ESXi 8.0U3 & Later -- Storage vMotion stays at 33% and then times out with errors -- "Connection closed by remote host, possibly due to timeout." / Migration failed after VM memory precopy
search cancel

ESXi 8.0U3 & Later -- Storage vMotion stays at 33% and then times out with errors -- "Connection closed by remote host, possibly due to timeout." / Migration failed after VM memory precopy

book

Article ID: 395119

calendar_today

Updated On:

Products

VMware vSphere ESXi VMware vSphere ESXi 8.0 VMware vSphere ESX 8.x

Issue/Introduction

Storage vMotion fails with one or both of the following errors: 

  • Failed to read stream keepalive: Connection closed by remote host, possibly due to timeout. Failed to establish transport connection.
  • Migration failed after VM memory precopy. Please check vmkernel log for true error. Timed out waiting for migration data.

 

Failed vMotion is having as Target Datastore one of the following:

  • NVME Over TCP Pure Storage FlashArray
  • NVMe Over FC Pure FlashArray

 

Symptoms - One or more do apply: 

  • Storage vMotion not failed on other Datastore with the same backend storage.
  • Storage vMotion succeeded on the same Datastore on previous installed Build ESXi 8.0U2
  • In the vmware.log of the affected VM, you observe similar messages as the following:

YYYY-MM-DDTHH:MM:SS.XXXZ In(05) worker-3046319 - Disk/File copy started for /vmfs/volumes/<uuid-of-datastore>/<VM name>/<VM name>.vmdk.

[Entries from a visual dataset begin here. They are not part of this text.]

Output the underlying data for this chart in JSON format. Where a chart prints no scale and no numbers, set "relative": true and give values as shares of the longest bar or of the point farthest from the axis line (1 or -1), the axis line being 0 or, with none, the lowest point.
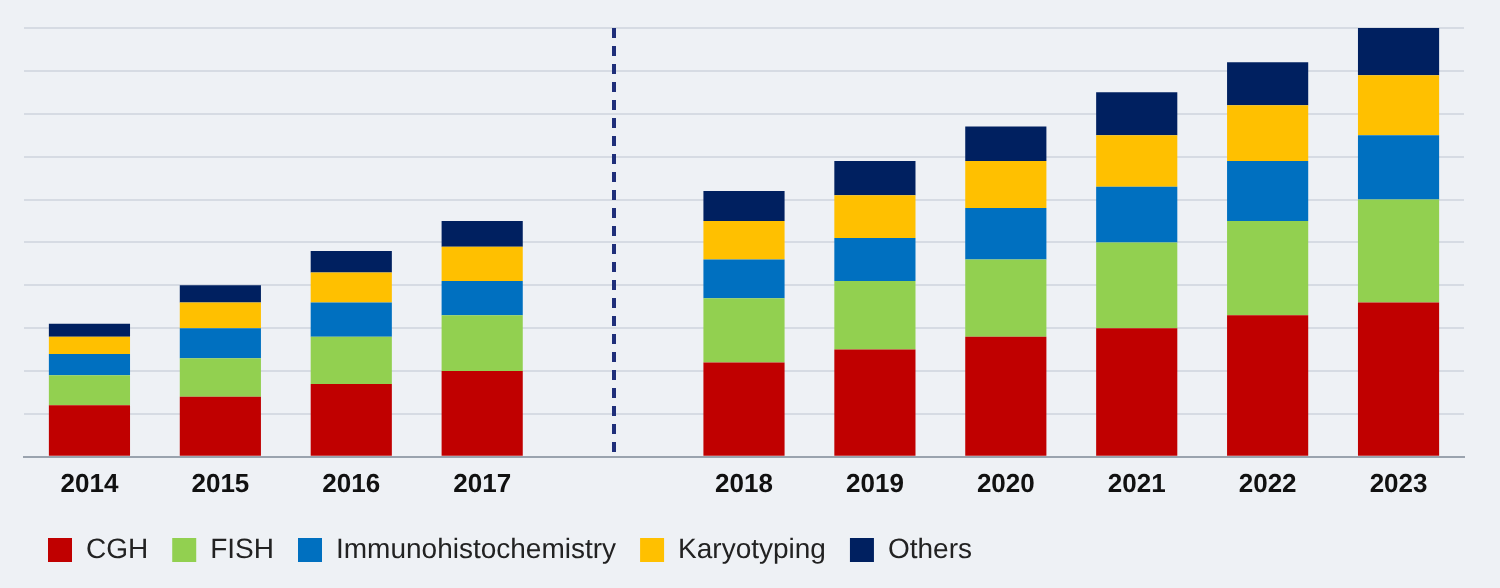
{
  "chart_data": {
    "type": "bar",
    "stacked": true,
    "relative": true,
    "grid": "y",
    "legend": "bottom left",
    "categories": [
      "2014",
      "2015",
      "2016",
      "2017",
      null,
      "2018",
      "2019",
      "2020",
      "2021",
      "2022",
      "2023"
    ],
    "series": [
      {
        "name": "CGH",
        "color": "#c00000",
        "values": [
          0.12,
          0.14,
          0.17,
          0.2,
          null,
          0.22,
          0.25,
          0.28,
          0.3,
          0.33,
          0.36
        ]
      },
      {
        "name": "FISH",
        "color": "#92d050",
        "values": [
          0.07,
          0.09,
          0.11,
          0.13,
          null,
          0.15,
          0.16,
          0.18,
          0.2,
          0.22,
          0.24
        ]
      },
      {
        "name": "Immunohistochemistry",
        "color": "#0070c0",
        "values": [
          0.05,
          0.07,
          0.08,
          0.08,
          null,
          0.09,
          0.1,
          0.12,
          0.13,
          0.14,
          0.15
        ]
      },
      {
        "name": "Karyotyping",
        "color": "#ffc000",
        "values": [
          0.04,
          0.06,
          0.07,
          0.08,
          null,
          0.09,
          0.1,
          0.11,
          0.12,
          0.13,
          0.14
        ]
      },
      {
        "name": "Others",
        "color": "#002060",
        "values": [
          0.03,
          0.04,
          0.05,
          0.06,
          null,
          0.07,
          0.08,
          0.08,
          0.1,
          0.1,
          0.11
        ]
      }
    ]
  }
}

YYYY-MM-DDTHH:MM:SS.XXXZ Wa(03) vmx - SVMotion: scsi0:0: Disk transfer rate slow: 0 kB/s over the last 10.00 seconds, copied total 0 MB at 0 kB/s.

YYYY-MM-DDTHH:MM:SS.XXXZ In(05) worker-3046545 - Migrate: Remote Log: Destination waited for 130.23 seconds.

YYYY-MM-DDTHH:MM:SS.XXXZ In(05) vmx - [msg.migrate.fail.source.afterPrecopy] Migration failed after VM memory precopy. Please check vmkernel log for true error.

 
  • In vmkernel.log, you can observe similar message as the following:

    YYYY-MM-DDTHH:MM:SS.XXXZ Wa(180) vmkwarning: cpu39:2104613)WARNING: NVMEIO:2644 command 0x45ba31874cc0 failed: ctlr 262, queue 6, psaCmd 0x45ba38ae5840,status 0x6, opc 0x19, cid 45, nsid 36

opc 0x19:     XCOPY command
status 0x6:   Storage controller returned to XCOPY command, which means GC internal error and is retriable.
 


 

Environment

ESXi 8.0 U3 & later

Cause

The issue is related to Storage Level Replication on PURE Storage. 
 
According to official PURE Storage documentation, XCOPY does not work together with ActiveDR (= Storage Level Replication)
The Storage controller (= vmhba) will return an invalid opcode if the Backend Storage (= PURE Storage) does not support XCOPY.
This will inform ESXi to retry I/O without XCOPY.

 

Resolution

Check with PURE Storage or disable XCOPY as a workaround.

Additional Information

 
 
 
"XCOPY is one of the VAAI primitives that is used for offloading tasks to the storage array.
For example, you can use XCOPY to offload such operations as migration or cloning of virtual machines to the array
instead of consuming vSphere resources to perform these tasks."
Reference Broadcom Docs
 
Disabling XCOPY will result in losing these benefits.